The companies Octopus Ventures' pre-seed fund will back
- Octopus is aiming to be the first cheque in pre-seed rounds at a “sweet spot” of between £400k and 750k, and will offer startups £100k single ticket investments. Previously, it only invested from seed to Series B.
- So far, Octopus Ventures has invested in 10 pre-seed startups through the fund pre-launch, including wealthtech Bloom Money, fertility startup Béa Fertility and B2B SaaS platform Volunteero.
- Although the fund is pitched at a three-year deployment period, its leaders Kirsten Connell and Maria Rotilu are currently pacing a little bit ahead of that and have already invested in five companies in June alone.
The fund's leaders
Connell and Rotilu bring a combination of investor and operator experience to the job. Connell is a former general manager at Seedcamp and managing director of deeptech accelerator CyLon, and Rotilu was previously country manager for Uber Nigeria, general manager of the neobank Branch and managing director of Oxford Seed Fund.
Why is Octopus Ventures getting involved at the earliest stage?
Despite record funding into European startups in the last few years, data points to softness at the earliest stages of investment. Pre-seed investment declined nearly 50% between 2016 and 2020.
Octopus says it was seeing more and more companies that it was having to turn away at pre-seed and maintain a relationship with in the hope they’d come back to Octopus at seed and Series A, Connell explains.
“Raising your first funding round is the most challenging stage — it’s very fragmented, which angels do you go and speak to? How much are they deploying?” she says.
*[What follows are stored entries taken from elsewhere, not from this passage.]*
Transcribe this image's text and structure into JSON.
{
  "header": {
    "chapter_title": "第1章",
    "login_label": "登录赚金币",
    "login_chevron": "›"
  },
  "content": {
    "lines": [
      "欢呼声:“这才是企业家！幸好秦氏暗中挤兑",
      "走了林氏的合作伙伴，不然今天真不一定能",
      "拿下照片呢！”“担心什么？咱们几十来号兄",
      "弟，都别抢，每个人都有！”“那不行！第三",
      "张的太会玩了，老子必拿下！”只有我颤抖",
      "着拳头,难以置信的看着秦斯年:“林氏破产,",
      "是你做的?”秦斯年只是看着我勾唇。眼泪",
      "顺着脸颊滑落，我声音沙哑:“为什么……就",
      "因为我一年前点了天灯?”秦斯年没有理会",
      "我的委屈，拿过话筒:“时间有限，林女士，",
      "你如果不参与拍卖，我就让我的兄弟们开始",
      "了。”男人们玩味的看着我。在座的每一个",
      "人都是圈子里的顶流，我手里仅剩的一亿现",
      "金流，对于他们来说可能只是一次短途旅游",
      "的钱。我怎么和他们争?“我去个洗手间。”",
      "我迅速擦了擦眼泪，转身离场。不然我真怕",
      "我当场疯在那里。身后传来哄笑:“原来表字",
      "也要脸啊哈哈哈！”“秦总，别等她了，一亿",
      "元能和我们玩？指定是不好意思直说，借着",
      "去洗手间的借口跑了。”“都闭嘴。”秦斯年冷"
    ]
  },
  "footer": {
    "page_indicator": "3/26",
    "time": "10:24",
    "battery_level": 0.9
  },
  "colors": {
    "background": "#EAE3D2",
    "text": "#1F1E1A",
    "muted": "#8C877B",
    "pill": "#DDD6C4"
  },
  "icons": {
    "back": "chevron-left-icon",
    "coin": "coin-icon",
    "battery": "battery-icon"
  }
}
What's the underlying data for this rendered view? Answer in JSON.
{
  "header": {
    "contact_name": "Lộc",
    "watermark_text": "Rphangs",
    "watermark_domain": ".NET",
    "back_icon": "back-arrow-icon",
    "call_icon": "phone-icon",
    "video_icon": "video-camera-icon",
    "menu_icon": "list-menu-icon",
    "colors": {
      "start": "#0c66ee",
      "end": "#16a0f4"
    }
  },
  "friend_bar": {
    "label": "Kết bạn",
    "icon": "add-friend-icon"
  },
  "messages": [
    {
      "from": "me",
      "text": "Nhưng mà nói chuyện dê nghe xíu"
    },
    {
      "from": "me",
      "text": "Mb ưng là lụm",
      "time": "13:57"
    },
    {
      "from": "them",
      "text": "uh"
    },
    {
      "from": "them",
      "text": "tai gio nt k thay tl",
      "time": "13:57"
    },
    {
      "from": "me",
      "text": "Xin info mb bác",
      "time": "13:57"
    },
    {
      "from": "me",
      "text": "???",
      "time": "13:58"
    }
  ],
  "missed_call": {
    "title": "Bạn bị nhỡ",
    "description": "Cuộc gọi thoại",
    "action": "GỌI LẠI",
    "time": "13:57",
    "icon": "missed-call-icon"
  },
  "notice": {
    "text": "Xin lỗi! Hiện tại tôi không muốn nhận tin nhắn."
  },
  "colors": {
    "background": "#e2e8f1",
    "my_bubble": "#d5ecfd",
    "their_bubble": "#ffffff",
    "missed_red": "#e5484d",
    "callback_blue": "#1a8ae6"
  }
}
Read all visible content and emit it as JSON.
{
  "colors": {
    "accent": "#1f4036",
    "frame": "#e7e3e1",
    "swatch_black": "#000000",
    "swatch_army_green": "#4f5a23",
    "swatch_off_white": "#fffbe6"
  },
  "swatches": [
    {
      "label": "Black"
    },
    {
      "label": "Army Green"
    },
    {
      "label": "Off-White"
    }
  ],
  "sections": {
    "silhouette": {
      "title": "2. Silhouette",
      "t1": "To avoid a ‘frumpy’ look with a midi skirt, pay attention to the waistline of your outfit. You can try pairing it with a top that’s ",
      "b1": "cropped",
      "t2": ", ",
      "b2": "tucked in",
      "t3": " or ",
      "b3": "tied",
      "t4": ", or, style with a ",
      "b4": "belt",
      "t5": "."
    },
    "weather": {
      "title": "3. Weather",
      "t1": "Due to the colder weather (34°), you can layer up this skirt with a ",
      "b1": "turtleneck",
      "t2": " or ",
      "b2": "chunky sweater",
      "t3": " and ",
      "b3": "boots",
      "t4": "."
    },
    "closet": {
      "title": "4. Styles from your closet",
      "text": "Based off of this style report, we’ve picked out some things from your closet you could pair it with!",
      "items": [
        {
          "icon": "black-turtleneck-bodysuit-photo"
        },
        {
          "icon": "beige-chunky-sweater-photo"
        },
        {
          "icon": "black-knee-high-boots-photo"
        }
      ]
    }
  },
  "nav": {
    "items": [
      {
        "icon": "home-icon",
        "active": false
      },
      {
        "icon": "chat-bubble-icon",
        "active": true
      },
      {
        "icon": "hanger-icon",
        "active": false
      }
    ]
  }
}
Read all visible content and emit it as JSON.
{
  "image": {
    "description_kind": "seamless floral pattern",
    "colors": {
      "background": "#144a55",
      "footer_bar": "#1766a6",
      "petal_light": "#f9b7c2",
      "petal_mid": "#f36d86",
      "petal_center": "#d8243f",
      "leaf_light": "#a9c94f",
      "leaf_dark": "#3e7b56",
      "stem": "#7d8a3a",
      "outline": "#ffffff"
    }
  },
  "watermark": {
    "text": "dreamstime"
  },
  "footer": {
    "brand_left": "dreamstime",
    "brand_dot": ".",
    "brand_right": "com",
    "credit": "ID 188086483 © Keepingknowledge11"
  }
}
A focus on diversity — and speed
One of the main side effects of the fragmented pre-seed market is that founders from a particular background are at an immediate advantage when they have an existing network of angel investors. This perpetuates the lack of diversity we see in European tech — which Octopus wants to counteract with its new pre-seed fund.
So far, 40% of its first investments have a female founder, and 30% have at least one ethnic minority founder — a benchmark the Octopus team wants to stick to throughout the fund’s lifecycle.
“We know the statistics on the number of female decision makers from an LP standpoint are shockingly low. Naturally, what we think good looks like is completely different from what a 100% male investment committee thinks,” Connell says.
“We’ve really tried to be thoughtful in terms of the entire process to make everything as transparent as possible for founders, because it's really hard — you don't know what you don't know, and sometimes this impacts women more than men.”
Rotilu says the main feedback she gets from founders all the time is about how slowly investors reach a decision.
“It’s currently quite opaque, especially at pre-seed, so we’re really trying to optimise this fund for speed so that founders that are trying to build a business don’t waste time,” she says.
“The best founders can come from anywhere and look like anyone, and building that into how we evaluate startups comes naturally for us with this fund.”